Crowds gather. Bets are placed. Tentacles are thrown.
IV. The Birth of the Gelatians
One Squibian—Elarvok the Inconvenienced—grew tired of fetching refreshments for guests during these tournaments. He devised a solution: merge a stolen brain with an ooze-like plasma from the Grimspire shelf-floor, purchased through an ethically murky arcane vendor.
What emerged blinked once. Twice. Then saluted.
Thus, the first Gelatian was born.
“I am thy master,” said Elarvok. “Now refilleth my wine.”
The others followed suit, crafting gooey servants from the forbidden blend of stolen minds and deep-sea sludge. But some Gelatians rebelled. They were caught and thrown into Squib Justice—marking the start of a new contestant class.
V. Tides of Contempt
Squibians are seen as monsters by many surface races—especially the Physchrin and Torqle, who find their “brain piracy” detestable.
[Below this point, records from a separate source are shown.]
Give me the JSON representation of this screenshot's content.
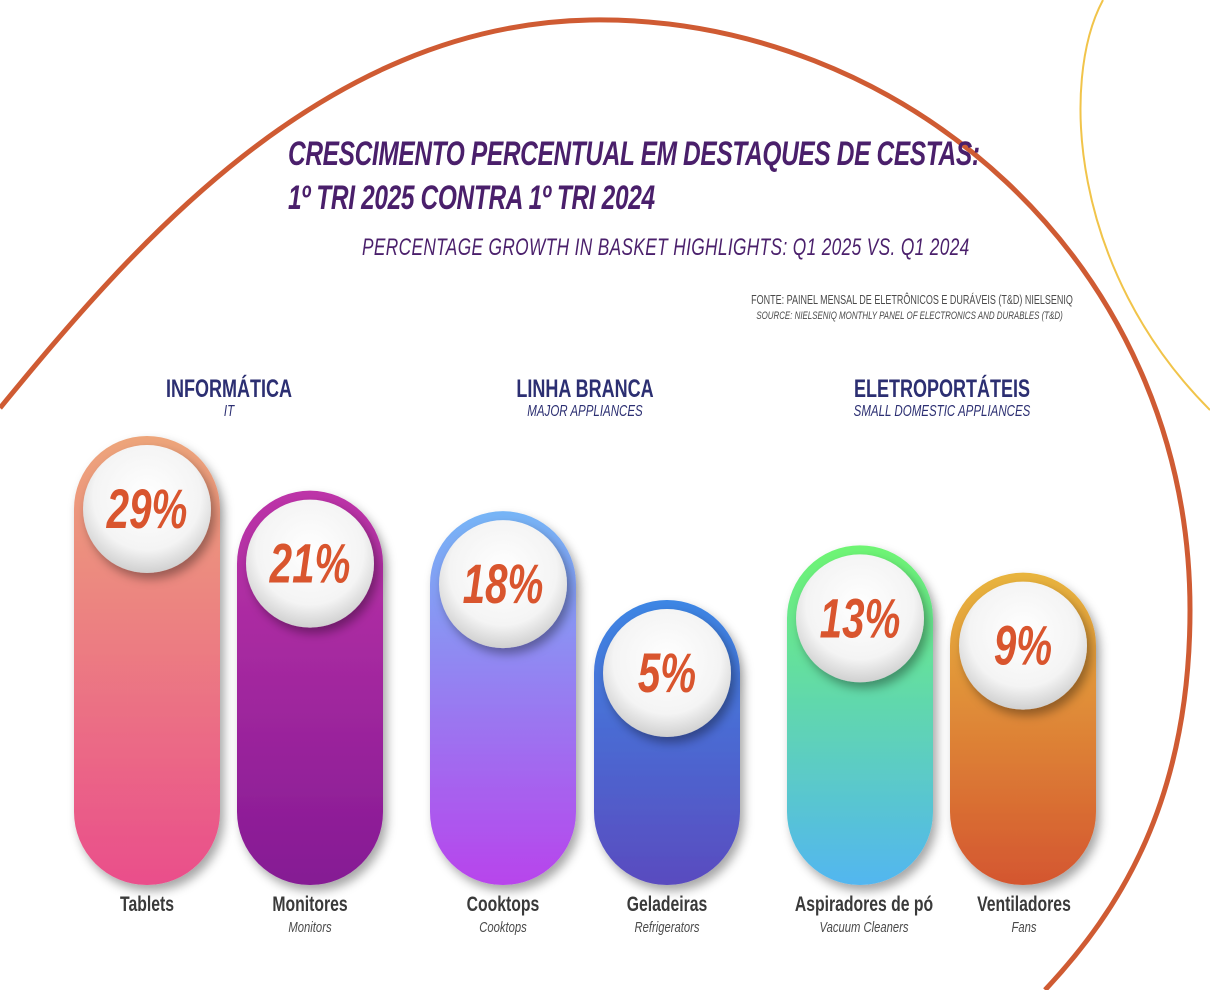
{
  "title_line1": "CRESCIMENTO PERCENTUAL EM DESTAQUES DE CESTAS:",
  "title_line2": "1º TRI 2025 CONTRA 1º TRI 2024",
  "subtitle": "PERCENTAGE GROWTH IN BASKET HIGHLIGHTS: Q1 2025 VS. Q1 2024",
  "source_pt": "FONTE: PAINEL MENSAL DE ELETRÔNICOS E DURÁVEIS (T&D) NIELSENIQ",
  "source_en": "SOURCE: NIELSENIQ MONTHLY PANEL OF ELECTRONICS AND DURABLES (T&D)",
  "groups": [
    {
      "pt": "INFORMÁTICA",
      "en": "IT"
    },
    {
      "pt": "LINHA BRANCA",
      "en": "MAJOR APPLIANCES"
    },
    {
      "pt": "ELETROPORTÁTEIS",
      "en": "SMALL DOMESTIC APPLIANCES"
    }
  ],
  "colors": {
    "title": "#4a1f6b",
    "group_heading": "#2c2f72",
    "value_text": "#d9552e",
    "arc_main": "#cf5b33",
    "arc_side": "#f1c44a"
  },
  "chart_data": {
    "type": "bar",
    "unit": "%",
    "categories": [
      "Tablets",
      "Monitores",
      "Cooktops",
      "Geladeiras",
      "Aspiradores de pó",
      "Ventiladores"
    ],
    "categories_en": [
      "",
      "Monitors",
      "Cooktops",
      "Refrigerators",
      "Vacuum Cleaners",
      "Fans"
    ],
    "values": [
      29,
      21,
      18,
      5,
      13,
      9
    ],
    "labels": [
      "29%",
      "21%",
      "18%",
      "5%",
      "13%",
      "9%"
    ],
    "group_of": [
      0,
      0,
      1,
      1,
      2,
      2
    ],
    "bar_gradients": [
      [
        "#eda57a",
        "#ea4e8b"
      ],
      [
        "#bd34a8",
        "#851a94"
      ],
      [
        "#76b5f6",
        "#b844ec"
      ],
      [
        "#3d86e4",
        "#5a4bbf"
      ],
      [
        "#6ef572",
        "#52b6f0"
      ],
      [
        "#e8b43e",
        "#d4562f"
      ]
    ],
    "ylim": [
      0,
      29
    ]
  }
}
But to the Squibians, morality is a myth made by the uninformed. What matters is truth, taste, and tower height. They speak in riddles, write in inked spirals, and name their youth things like Th’glurvok the Third.
Some have tried diplomacy. Others have vanished mid-conversation.
Still, Squibians persist. Elegant. Terrifying. Brilliant.
Forever hunting wisdom—one bite at a time.